The windmills of their minds were grinding and finally, they decided to fuse the fiction and the non-fiction elements in the treatment of the scenes and the sequences.

“There was parallelism between the audio and the visuals,” Arby described.

While the main cast like Alfredo and the other members of the family were talking off-cam, the visuals were running alongside the audio.

Novel stylistics, or at least, an uncommon technique, for a film.

Arby and Christine didn’t want to elaborate the whole narrative or the resolution to the problem of the characters because according to the man, he didn’t want a spoiler of the whole film so that the audience wouldn’t be suspended in disbelief.

It is a short film, alright, but the preparation and vision to it is like doing a full-length feature like no other.

To make a veritable film, the whole production decided to use the idyllic and coastal Victoria town (along the Laguna de Bay) in Laguna Province as backdrop and other local color. The real milieu—house, occupation, sentiments, daily economic routine etc.—of Alfredo and his estranged family was employed in the shoots. It was indeed a major production.

And even if the cast and crew of the project were only a few—no “real” actors were casted but instead the “real” characters in the Alfredo story—the major burden for moviemaking was also on the logistics and the creative juices of the film artists.

No sweat, though.

Arby and Christine are com artist practitioners who both graduated with Mass Com degrees from FEU and they have been exposed to many developmental communications tools to adapt to filmmaking.
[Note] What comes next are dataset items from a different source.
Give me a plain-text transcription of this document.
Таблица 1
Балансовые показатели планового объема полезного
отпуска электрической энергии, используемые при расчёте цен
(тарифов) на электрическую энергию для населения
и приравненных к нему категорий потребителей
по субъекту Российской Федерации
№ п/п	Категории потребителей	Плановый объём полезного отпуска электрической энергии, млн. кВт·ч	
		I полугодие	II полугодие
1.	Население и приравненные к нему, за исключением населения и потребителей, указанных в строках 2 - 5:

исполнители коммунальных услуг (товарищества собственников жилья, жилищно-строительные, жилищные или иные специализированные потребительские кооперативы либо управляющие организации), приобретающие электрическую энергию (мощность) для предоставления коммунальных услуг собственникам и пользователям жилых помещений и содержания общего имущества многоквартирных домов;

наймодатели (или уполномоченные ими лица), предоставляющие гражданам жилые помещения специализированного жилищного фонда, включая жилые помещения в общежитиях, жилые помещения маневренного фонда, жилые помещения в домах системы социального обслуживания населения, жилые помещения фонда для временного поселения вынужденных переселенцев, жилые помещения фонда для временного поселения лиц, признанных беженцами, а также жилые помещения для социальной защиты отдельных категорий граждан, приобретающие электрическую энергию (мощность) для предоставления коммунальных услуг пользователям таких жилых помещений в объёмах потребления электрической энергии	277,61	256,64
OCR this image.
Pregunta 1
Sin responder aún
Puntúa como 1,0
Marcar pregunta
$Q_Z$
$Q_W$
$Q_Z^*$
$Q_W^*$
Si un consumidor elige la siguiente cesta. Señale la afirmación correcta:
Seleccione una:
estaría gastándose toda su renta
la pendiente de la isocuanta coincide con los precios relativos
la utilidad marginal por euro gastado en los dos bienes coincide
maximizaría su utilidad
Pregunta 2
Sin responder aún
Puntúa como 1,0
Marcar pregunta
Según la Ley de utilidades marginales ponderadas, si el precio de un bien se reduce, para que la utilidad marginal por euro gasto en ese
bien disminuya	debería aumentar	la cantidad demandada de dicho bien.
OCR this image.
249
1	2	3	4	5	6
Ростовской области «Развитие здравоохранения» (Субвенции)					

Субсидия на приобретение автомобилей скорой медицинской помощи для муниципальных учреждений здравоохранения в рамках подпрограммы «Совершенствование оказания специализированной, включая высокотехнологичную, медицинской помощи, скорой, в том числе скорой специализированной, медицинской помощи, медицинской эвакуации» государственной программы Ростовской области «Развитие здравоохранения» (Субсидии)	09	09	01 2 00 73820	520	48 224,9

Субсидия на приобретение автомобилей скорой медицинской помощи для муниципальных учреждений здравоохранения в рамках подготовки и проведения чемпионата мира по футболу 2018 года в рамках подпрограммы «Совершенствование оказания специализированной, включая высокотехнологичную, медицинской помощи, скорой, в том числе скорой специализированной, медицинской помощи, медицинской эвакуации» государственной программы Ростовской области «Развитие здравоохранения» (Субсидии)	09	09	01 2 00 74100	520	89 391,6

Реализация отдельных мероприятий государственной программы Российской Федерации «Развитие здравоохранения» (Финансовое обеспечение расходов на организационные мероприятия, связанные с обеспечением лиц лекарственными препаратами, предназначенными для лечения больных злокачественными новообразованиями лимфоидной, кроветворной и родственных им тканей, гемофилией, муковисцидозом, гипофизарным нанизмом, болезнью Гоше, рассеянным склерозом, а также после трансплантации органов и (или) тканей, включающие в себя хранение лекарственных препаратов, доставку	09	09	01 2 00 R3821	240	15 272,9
Besides, they had theater backgrounds both in academic and practical knowledge—Drama Education and Theater Arts (DETA) master’s degree holder Normina Cadiz and veteran thespian and mentor Rustica Carpio were their professors—so they could apply media theories in filmmaking—thus the fusion of fiction and non-fiction onscreen.

When the project was wrapped up by Arby and Christine’s own production house, they finally thought of submitting it to this year’s Cinemalaya before the widespread outbreak of the new coronavirus struck the whole nation.

It was uncertain for the couple if the sixteenth edition of Cinemalaya would push through because of the pandemic ditto with the CInemalaya org itself.

But in May, the Cinemalaya decided to pull off its event in August just the same but with a twist.

Since the usual physical form of the fest wasn’t applicable at this time of the pandemic considering the social distancing that a big crowd gathering would guarantee and health protocols like wearing of face masks and disinfection of locations should be in place, the Cinemalaya officials chose to hold the event online but on the same schedule from August 7 to 16, 2020.

“Ang Meron sa Wala (Beyond Nothing)” isn’t a competition film but a curated entry in the Exhibition Films component of the festival.

It is one of the two hundred forty four films submitted to the Short Film Category but the Cinemalaya administration saw the potentials of many entries apart from the Top Ten they couldn’t simply ignore their relative excellence so they thought of culling at least twenty (20) more films to be curated and “Ang Meron sa Wala (Beyond Nothing)” was no exception.